Профессору было тридцать пять лет, однако он еще не был женат. И обитателям больницы прежде всего хотелось разузнать, была ли красивая ассистентка его невестой или любовницей.

Желая разведать, опечалена ли Сакико судьбой профессора, все украдкой заглядывали в ее палату. Разумеется, прелестной девушке сочувствовали, ведь она едва не погибла во время пожара и поступила в больницу с сильно обожженными рукой и ногой. Но в то же время их чрезвычайно интересовали ее отношения с молодым профессором, и они пытались их определить по ее настроению. Но уже на второй день Сакико пришли навестить четверо или пятеро девушек, ее приятельниц, которые завесили дверь и окно, выходящее в коридор, шторами из великолепной ткани с цветочным узором.

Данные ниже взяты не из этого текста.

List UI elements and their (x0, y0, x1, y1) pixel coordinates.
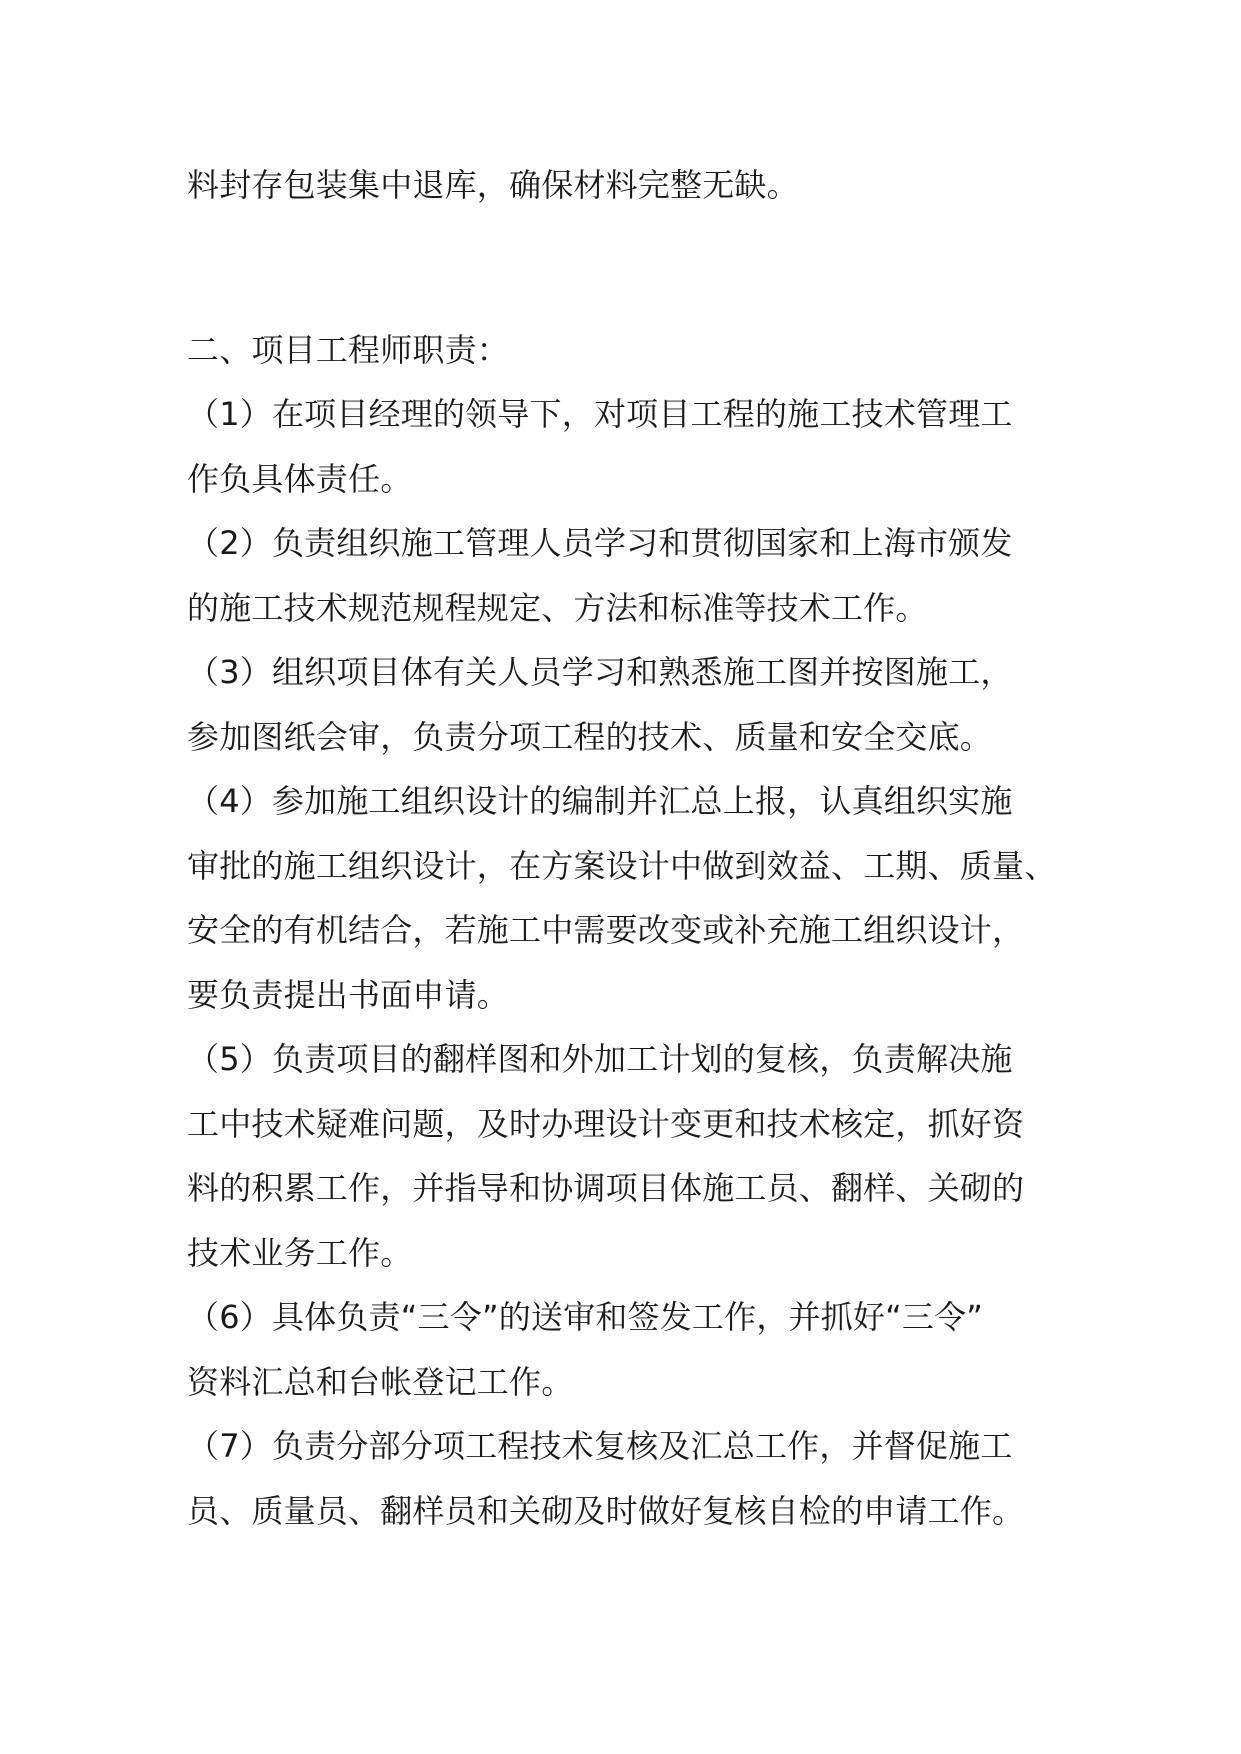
continuation-text: 料封存包装集中退库，确保材料完整无缺。 (187, 166, 799, 204)
duty-item-7-line-2: 员、质量员、翻样员和关砌及时做好复核自检的申请工作。 (187, 1492, 1025, 1530)
duty-item-2-line-2: 的施工技术规范规程规定、方法和标准等技术工作。 (187, 589, 928, 627)
duty-item-4-line-4: 要负责提出书面申请。 (187, 976, 510, 1014)
duty-item-3-line-1: （3）组织项目体有关人员学习和熟悉施工图并按图施工， (187, 653, 1013, 691)
duty-item-4-line-3: 安全的有机结合，若施工中需要改变或补充施工组织设计， (187, 911, 1025, 949)
duty-item-6-line-2: 资料汇总和台帐登记工作。 (187, 1363, 574, 1401)
section-heading: 二、项目工程师职责： (187, 331, 510, 369)
duty-item-2-line-1: （2）负责组织施工管理人员学习和贯彻国家和上海市颁发 (187, 524, 1013, 562)
duty-item-5-line-4: 技术业务工作。 (187, 1234, 413, 1272)
duty-item-6-line-1: （6）具体负责“三令”的送审和签发工作，并抓好“三令” (187, 1298, 984, 1336)
duty-item-5-line-3: 料的积累工作，并指导和协调项目体施工员、翻样、关砌的 (187, 1169, 1025, 1207)
duty-item-7-line-1: （7）负责分部分项工程技术复核及汇总工作，并督促施工 (187, 1427, 1013, 1465)
duty-item-1-line-2: 作负具体责任。 (187, 460, 413, 498)
duty-item-5-line-2: 工中技术疑难问题，及时办理设计变更和技术核定，抓好资 (187, 1105, 1025, 1143)
duty-item-5-line-1: （5）负责项目的翻样图和外加工计划的复核，负责解决施 (187, 1040, 1013, 1078)
duty-item-4-line-2: 审批的施工组织设计，在方案设计中做到效益、工期、质量、 (187, 847, 1057, 885)
duty-item-4-line-1: （4）参加施工组织设计的编制并汇总上报，认真组织实施 (187, 782, 1013, 820)
duty-item-3-line-2: 参加图纸会审，负责分项工程的技术、质量和安全交底。 (187, 718, 993, 756)
duty-item-1-line-1: （1）在项目经理的领导下，对项目工程的施工技术管理工 (187, 395, 1013, 433)
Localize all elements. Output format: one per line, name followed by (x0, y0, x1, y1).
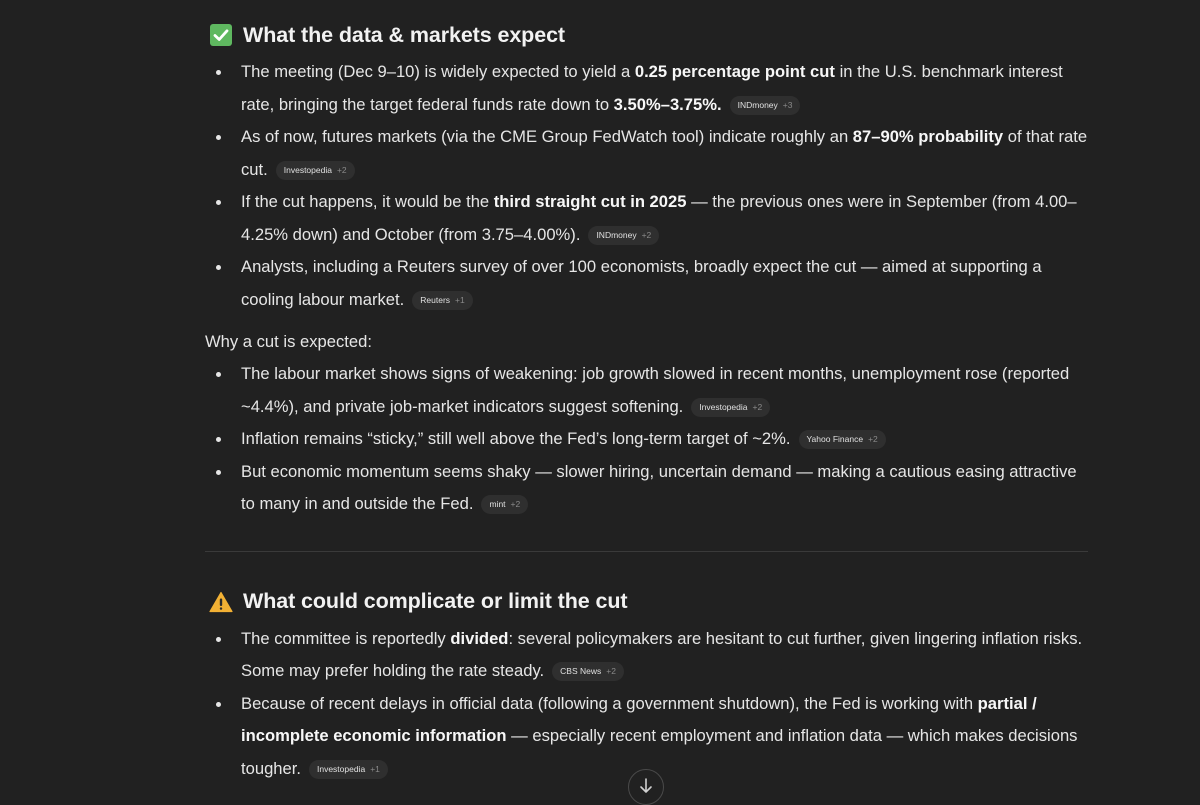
bold-text: partial / incomplete economic information (241, 693, 1037, 745)
bullet-item (205, 56, 1095, 121)
citation-more-count: +1 (455, 294, 465, 305)
text-run: Because of recent delays in official data (following a government shutdown), the Fed is working with (241, 693, 978, 713)
text-run: : several policymakers are hesitant to cut further, given lingering inflation risks. Some may prefer holding the rate steady. (241, 628, 1083, 680)
citation-more-count: +2 (336, 164, 347, 175)
response-content (205, 18, 1095, 785)
subheading-why-cut: Why a cut is expected: (205, 332, 372, 351)
citation-more-count: +2 (868, 434, 878, 444)
section-title: What could complicate or limit the cut (243, 589, 628, 613)
arrow-down-icon (638, 778, 654, 794)
citation-source: INDmoney (596, 229, 637, 240)
bullet-list (205, 56, 1095, 316)
citation-more-count: +3 (782, 99, 793, 110)
bullet-item (205, 186, 1095, 251)
bold-text: 0.25 percentage point cut (634, 62, 835, 81)
section-heading-expectations (205, 18, 1095, 52)
citation-pill[interactable] (276, 161, 355, 180)
text-run: The committee is reportedly (241, 628, 451, 648)
citation-source: mint (489, 499, 506, 509)
section-heading-complications (205, 585, 1095, 619)
bullet-list (205, 623, 1095, 786)
bullet-item (205, 456, 1095, 521)
citation-source: CBS News (560, 666, 602, 676)
text-run: If the cut happens, it would be the (241, 192, 494, 211)
citation-pill[interactable] (309, 760, 388, 779)
text-run: The labour market shows signs of weakening: job growth slowed in recent months, unemployment rose (reported ~4.4%), and private job-market indicators suggest softening. (241, 364, 1070, 416)
bullet-item (205, 623, 1095, 688)
citation-pill[interactable] (730, 96, 801, 115)
citation-more-count: +2 (641, 229, 652, 240)
text-run: in the U.S. benchmark interest rate, bringing the target federal funds rate down to (241, 62, 1063, 114)
section-title: What the data & markets expect (243, 22, 565, 47)
check-mark-icon (209, 23, 233, 47)
citation-more-count: +1 (370, 763, 380, 774)
citation-source: Investopedia (283, 164, 332, 175)
citation-more-count: +2 (606, 666, 616, 676)
bold-text: 87–90% probability (852, 127, 1004, 146)
citation-source: Investopedia (699, 401, 748, 412)
text-run: Analysts, including a Reuters survey of over 100 economists, broadly expect the cut — aimed at supporting a cooling labour market. (241, 257, 1042, 309)
scroll-to-bottom-button[interactable] (628, 769, 664, 805)
text-run: But economic momentum seems shaky — slower hiring, uncertain demand — making a cautious easing attractive to many in and outside the Fed. (241, 461, 1077, 513)
text-run: — especially recent employment and inflation data — which makes decisions tougher. (241, 726, 1078, 778)
bullet-item (205, 423, 1095, 456)
text-run: of that rate cut. (241, 127, 1088, 179)
bold-text: 3.50%–3.75%. (613, 94, 722, 114)
bold-text: divided (450, 628, 509, 648)
bullet-item (205, 251, 1095, 316)
section-divider (205, 551, 1088, 552)
text-run: Inflation remains “sticky,” still well above the Fed’s long-term target of ~2%. (241, 429, 791, 448)
citation-pill[interactable] (691, 398, 770, 417)
citation-source: INDmoney (737, 99, 778, 110)
citation-pill[interactable] (552, 662, 624, 681)
citation-pill[interactable] (588, 226, 659, 245)
bold-text: third straight cut in 2025 (493, 192, 687, 211)
citation-source: Yahoo Finance (806, 434, 864, 444)
citation-more-count: +2 (510, 499, 521, 509)
citation-pill[interactable] (481, 495, 528, 514)
text-run: The meeting (Dec 9–10) is widely expected to yield a (241, 62, 635, 81)
bullet-list (205, 358, 1095, 521)
text-run: As of now, futures markets (via the CME Group FedWatch tool) indicate roughly an (241, 127, 853, 146)
bullet-item (205, 358, 1095, 423)
citation-source: Reuters (420, 294, 451, 305)
citation-pill[interactable] (412, 291, 472, 310)
bullet-item (205, 121, 1095, 186)
citation-source: Investopedia (316, 763, 366, 774)
text-run: — the previous ones were in September (from 4.00–4.25% down) and October (from 3.75–4.00%). (241, 192, 1077, 244)
citation-more-count: +2 (752, 401, 763, 412)
warning-icon (209, 590, 233, 614)
citation-pill[interactable] (799, 430, 886, 449)
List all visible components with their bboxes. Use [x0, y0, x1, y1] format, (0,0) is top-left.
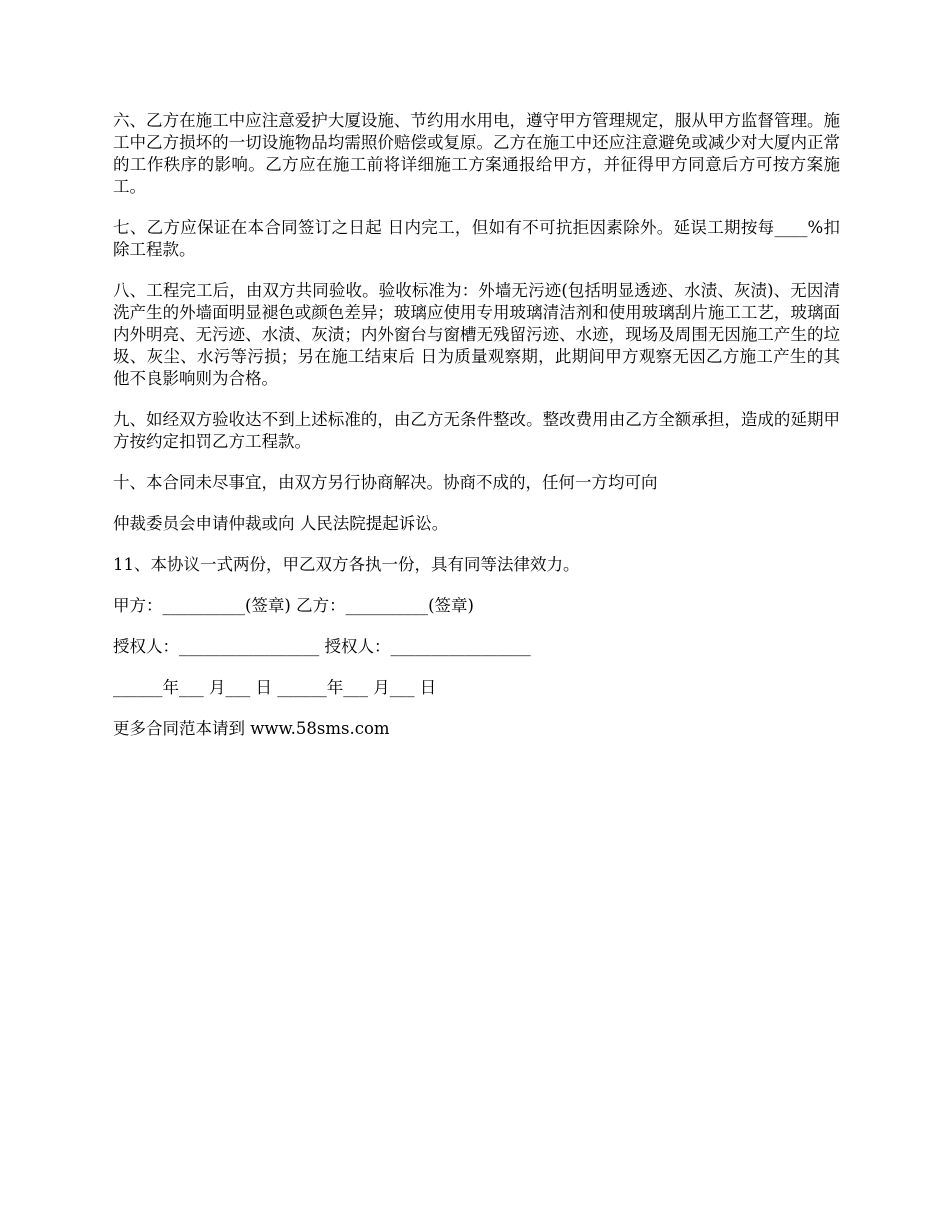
document-page: [113, 110, 840, 759]
clause-8: 八、工程完工后，由双方共同验收。验收标准为：外墙无污迹(包括明显透迹、水渍、灰渍)、无因清洗产生的外墙面明显褪色或颜色差异；玻璃应使用专用玻璃清洁剂和使用玻璃刮片施工工艺，玻璃面内外明亮、无污迹、水渍、灰渍；内外窗台与窗槽无残留污迹、水迹，现场及周围无因施工产生的垃圾、灰尘、水污等污损；另在施工结束后 日为质量观察期，此期间甲方观察无因乙方施工产生的其他不良影响则为合格。: [113, 281, 840, 388]
authorized-person-line: 授权人：_________________ 授权人：_________________: [113, 637, 531, 656]
clause-11: 11、本协议一式两份，甲乙双方各执一份，具有同等法律效力。: [113, 555, 580, 574]
clause-6: 六、乙方在施工中应注意爱护大厦设施、节约用水用电，遵守甲方管理规定，服从甲方监督管理。施工中乙方损坏的一切设施物品均需照价赔偿或复原。乙方在施工中还应注意避免或减少对大厦内正常的工作秩序的影响。乙方应在施工前将详细施工方案通报给甲方，并征得甲方同意后方可按方案施工。: [113, 111, 840, 196]
signature-line: 甲方：__________(签章) 乙方：__________(签章): [113, 596, 474, 615]
clause-7: 七、乙方应保证在本合同签订之日起 日内完工，但如有不可抗拒因素除外。延误工期按每____%扣除工程款。: [113, 218, 840, 259]
clause-10: 十、本合同未尽事宜，由双方另行协商解决。协商不成的，任何一方均可向: [113, 473, 658, 492]
date-line: ______年___ 月___ 日 ______年___ 月___ 日: [113, 678, 437, 697]
clause-9: 九、如经双方验收达不到上述标准的，由乙方无条件整改。整改费用由乙方全额承担，造成的延期甲方按约定扣罚乙方工程款。: [113, 410, 840, 451]
clause-10-continued: 仲裁委员会申请仲裁或向 人民法院提起诉讼。: [113, 514, 449, 533]
footer-link-text: 更多合同范本请到 www.58sms.com: [113, 719, 390, 738]
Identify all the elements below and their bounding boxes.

Затем кто-то пустил слух, что больная беззаботно распевает песенки.

В палате напротив уже сорок дней лежал старик, страдавший мочекаменной болезнью. Это был хозяин знаменитой гончарной мастерской, которая исстари славилась своими изделиями. Шесть лет назад его начала мучить гипертрофия предстательной железы, и за ото время у него в мочевом пузыре образовались камни. Теперь это был уже не один и не два камешка, ими был забит почти весь мочевой пузырь. Операция не могла тут помочь, а надежды на консервативное лечение, по-видимому, тоже не было.

Престарелая жена гончара, имевшая многолетний опыт ухода за больным мужем, придирчиво следила за том, как молодой ночной врач вводит катетер, и то и дело отсылала его назад с разного рода металлическими и резиновыми катетерами: насчет того, какой именно следует сейчас применить, он должен был советоваться с ней.

Старик целыми днями дремал, а после полуночи начинал жаловаться на боль.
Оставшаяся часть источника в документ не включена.